PHYSICAL EXAMINATION
Perform a physical examination of the chest using inspection, palpation, percussion, and auscultation to determine respiratory status and differentiate primary lung problems from cardiac problems.
Key Observations
- What is the respiratory rate, depth, and pattern? Are accessory muscles being used? Is sputum being raised, and what does it look like?
- Is there an increase in the anterior to posterior chest diameter, suggesting air trapping?
- Is there clubbing of the fingers, associated with bronchiectasis, lung abscess, empyema, cystic fibrosis, pulmonary neoplasms, and various other disorders?
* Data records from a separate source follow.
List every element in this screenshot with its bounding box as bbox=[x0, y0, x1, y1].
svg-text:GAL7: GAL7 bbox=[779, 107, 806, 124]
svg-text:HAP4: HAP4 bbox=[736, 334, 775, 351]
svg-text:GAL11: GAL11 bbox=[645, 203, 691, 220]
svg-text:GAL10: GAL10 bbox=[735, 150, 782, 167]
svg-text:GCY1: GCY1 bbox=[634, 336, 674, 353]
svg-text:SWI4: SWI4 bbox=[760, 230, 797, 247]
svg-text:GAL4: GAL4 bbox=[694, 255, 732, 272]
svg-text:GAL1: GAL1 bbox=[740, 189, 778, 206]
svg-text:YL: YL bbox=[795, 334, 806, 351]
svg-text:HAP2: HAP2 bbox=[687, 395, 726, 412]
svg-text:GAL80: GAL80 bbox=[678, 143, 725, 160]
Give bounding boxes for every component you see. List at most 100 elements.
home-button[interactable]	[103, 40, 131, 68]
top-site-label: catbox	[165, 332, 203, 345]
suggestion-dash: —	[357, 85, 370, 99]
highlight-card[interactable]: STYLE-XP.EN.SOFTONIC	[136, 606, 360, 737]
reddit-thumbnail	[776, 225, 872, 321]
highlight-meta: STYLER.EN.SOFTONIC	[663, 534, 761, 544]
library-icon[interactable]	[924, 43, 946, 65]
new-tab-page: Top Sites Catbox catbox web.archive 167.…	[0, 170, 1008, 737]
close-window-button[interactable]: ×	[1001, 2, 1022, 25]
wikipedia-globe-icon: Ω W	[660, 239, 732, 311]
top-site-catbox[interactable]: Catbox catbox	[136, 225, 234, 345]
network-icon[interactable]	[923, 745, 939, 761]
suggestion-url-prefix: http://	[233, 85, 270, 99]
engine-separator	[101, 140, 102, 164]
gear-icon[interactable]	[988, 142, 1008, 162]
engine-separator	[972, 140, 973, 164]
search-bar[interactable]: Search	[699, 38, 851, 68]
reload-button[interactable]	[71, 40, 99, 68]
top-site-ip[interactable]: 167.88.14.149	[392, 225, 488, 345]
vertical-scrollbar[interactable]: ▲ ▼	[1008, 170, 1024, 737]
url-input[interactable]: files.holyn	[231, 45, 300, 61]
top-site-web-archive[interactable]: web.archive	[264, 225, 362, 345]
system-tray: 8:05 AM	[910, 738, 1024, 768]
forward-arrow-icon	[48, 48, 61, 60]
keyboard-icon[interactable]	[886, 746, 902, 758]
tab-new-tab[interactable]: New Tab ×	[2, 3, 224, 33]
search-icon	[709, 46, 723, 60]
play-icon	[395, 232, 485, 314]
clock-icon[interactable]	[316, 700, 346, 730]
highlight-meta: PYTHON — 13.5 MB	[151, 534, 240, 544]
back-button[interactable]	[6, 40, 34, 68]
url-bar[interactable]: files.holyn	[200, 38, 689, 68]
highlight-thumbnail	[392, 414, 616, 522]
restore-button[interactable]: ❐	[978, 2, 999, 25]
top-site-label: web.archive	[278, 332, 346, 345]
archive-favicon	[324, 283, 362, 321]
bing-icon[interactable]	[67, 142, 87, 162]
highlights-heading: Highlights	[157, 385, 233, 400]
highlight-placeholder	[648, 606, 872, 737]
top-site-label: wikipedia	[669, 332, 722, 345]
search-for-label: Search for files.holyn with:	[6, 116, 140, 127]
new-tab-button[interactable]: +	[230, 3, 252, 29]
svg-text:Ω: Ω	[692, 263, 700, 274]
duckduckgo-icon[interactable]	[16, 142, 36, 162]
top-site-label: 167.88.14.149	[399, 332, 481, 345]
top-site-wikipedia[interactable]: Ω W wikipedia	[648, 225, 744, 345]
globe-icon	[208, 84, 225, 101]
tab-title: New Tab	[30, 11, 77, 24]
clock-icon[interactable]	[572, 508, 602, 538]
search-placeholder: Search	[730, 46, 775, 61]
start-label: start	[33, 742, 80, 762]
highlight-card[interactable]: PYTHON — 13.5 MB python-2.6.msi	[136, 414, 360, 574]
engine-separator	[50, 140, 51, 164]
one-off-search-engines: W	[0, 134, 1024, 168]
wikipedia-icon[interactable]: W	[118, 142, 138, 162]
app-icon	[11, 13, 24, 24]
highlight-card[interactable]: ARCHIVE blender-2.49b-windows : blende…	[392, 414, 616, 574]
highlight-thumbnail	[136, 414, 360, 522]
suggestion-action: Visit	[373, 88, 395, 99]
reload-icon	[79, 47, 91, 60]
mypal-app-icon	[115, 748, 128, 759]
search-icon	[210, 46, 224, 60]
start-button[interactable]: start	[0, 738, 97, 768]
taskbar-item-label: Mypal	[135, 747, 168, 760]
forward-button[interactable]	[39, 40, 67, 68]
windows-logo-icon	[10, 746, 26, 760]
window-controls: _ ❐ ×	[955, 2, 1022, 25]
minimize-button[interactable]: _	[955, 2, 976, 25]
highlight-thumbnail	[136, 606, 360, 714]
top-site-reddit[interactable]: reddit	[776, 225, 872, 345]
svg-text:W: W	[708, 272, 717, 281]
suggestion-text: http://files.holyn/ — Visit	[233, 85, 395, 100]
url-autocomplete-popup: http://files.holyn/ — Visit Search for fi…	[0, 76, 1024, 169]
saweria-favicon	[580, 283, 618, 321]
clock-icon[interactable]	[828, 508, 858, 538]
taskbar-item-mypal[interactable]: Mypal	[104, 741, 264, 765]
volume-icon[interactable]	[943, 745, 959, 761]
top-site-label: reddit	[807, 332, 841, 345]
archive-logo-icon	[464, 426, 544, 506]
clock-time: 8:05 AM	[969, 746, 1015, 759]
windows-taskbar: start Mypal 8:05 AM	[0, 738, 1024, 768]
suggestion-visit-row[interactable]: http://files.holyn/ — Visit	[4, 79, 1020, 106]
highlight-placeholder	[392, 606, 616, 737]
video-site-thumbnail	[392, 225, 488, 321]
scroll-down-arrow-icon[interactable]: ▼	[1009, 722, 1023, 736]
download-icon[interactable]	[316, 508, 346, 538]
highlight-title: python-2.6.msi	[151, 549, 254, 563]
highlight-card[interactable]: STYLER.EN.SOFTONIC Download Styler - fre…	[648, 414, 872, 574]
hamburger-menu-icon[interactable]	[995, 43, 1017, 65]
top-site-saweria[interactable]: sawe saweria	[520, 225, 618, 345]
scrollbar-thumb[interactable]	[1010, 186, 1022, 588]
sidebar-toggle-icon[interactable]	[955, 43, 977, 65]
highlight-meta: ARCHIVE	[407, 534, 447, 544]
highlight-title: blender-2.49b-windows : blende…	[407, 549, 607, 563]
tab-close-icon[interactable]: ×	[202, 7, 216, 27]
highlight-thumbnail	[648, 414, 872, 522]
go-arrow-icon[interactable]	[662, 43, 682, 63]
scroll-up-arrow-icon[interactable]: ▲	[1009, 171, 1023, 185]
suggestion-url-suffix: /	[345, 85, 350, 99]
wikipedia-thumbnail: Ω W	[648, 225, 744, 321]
- Is there central cyanosis indicating possible hypoxemia or cardiac disease?
- Are the jugular veins distended? Is there peripheral edema or other signs of cardiac dysfunction?
- Does palpation of the chest cause pain? Is chest expansion symmetric? Any change in tactile fremitus?
- Is percussion of lung fields resonant bilaterally? Is diaphragmatic excursion equal bilaterally?
- Are the lung fields clear or are there rhonchi, wheezing, or crackles? Are breath sounds equal bilaterally?.